Original 'Diary of Anne Frank' remains at school libraries
Posted at 5:04 PM, Apr 05, 2023

VERO BEACH, Fla. — Since its new policy was approved about a month ago, four books have been removed from school libraries in Indian River County.

Among the latest is a graphic adaptation of the life of Anne Frank, a teenager who hid from the Nazis for two years during World War II. Frank was discovered and later died in a concentration camp during the Holocaust.

The book, titled "Anne Frank's Diary: The Graphic Adaptation," was recently removed from the Vero Beach High School library after a parent group expressed concerns.

"We think true history absolutely needs to be taught, the Holocaust, the Anne Frank diary," Jennifer Pippin, who chairs the Indian River County chapter of Moms For Liberty, said.

Jennifer Pippin outlines the concerns that Moms For Liberty had about the book.
Jennifer Pippin outlines the concerns that Moms For Liberty had about the book.

She argues that in one graphic scene in the book, Frank asks a friend to expose themselves to one another.

In another scene, Frank walks along nude statues that are sexually explicit, according to Pippin.

Dr. Kyra Schafte, the director of academic compliance and equity for the district said the original "Diary of Anne Frank" is still in school libraries.

The graphic adaptation was removed after it was brought to the attention of the principal. It was later determined that some of its text did not contribute to the themes of Holocaust education.

"When districts address Holocaust education, it does so without denying or minimizing the events of Holocaust education," Schafte said.

The other three titles were taken out of a middle school, all part of a series entitled "Assassination Classroom."

Dr. Kyra Schafte discusses the removal of the book about Anne Frank.
Dr.

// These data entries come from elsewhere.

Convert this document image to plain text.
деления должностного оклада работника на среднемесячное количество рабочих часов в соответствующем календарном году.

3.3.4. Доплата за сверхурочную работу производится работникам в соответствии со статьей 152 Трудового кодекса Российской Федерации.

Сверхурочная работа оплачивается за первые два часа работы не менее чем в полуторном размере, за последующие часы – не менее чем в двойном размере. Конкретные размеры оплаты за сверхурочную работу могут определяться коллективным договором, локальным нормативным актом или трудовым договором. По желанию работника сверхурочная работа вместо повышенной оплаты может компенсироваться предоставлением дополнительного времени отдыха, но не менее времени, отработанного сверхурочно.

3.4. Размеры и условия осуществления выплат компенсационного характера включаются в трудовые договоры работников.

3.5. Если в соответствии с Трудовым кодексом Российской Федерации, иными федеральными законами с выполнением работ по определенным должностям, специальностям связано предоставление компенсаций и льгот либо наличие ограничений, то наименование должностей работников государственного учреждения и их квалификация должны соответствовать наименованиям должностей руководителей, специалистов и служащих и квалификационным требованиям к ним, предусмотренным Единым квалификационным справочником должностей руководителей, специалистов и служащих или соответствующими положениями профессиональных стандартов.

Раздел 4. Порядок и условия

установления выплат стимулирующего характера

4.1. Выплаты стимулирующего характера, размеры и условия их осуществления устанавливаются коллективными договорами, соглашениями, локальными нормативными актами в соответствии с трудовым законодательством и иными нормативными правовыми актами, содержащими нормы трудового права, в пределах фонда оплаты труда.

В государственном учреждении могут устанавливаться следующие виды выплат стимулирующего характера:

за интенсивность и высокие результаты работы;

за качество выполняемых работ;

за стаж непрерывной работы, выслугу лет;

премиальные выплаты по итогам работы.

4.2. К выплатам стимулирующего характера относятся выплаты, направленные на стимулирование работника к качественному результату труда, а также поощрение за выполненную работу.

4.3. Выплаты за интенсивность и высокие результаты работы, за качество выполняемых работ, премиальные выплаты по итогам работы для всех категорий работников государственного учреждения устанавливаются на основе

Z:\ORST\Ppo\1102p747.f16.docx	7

Kyra Schafte discusses the removal of the book about Anne Frank.

"In these times, the content did not promote behaviors we would want our students to have access to," Schafte said.

Books being removed from school libraries has been one of the more controversial topics this year.

In Indian River County, a newly created "District Objection Committee" met for the first time this week.

It is made up of nine people, containing a mixture of parents appointed by school board members and district employees, including someone with an educational media specialist certificate.

The committee will meet if there are formal challenges for books to be removed district-wide.

Schafte said the district is proud of the work principals are doing as initial gatekeepers.

"In changing times and keeping up with statutes and policies, they're doing a fantastic job," Schafte said.

While there are no formal book challenges to discuss yet, Pippin said her group has about 250 titles they plan to challenge in the future.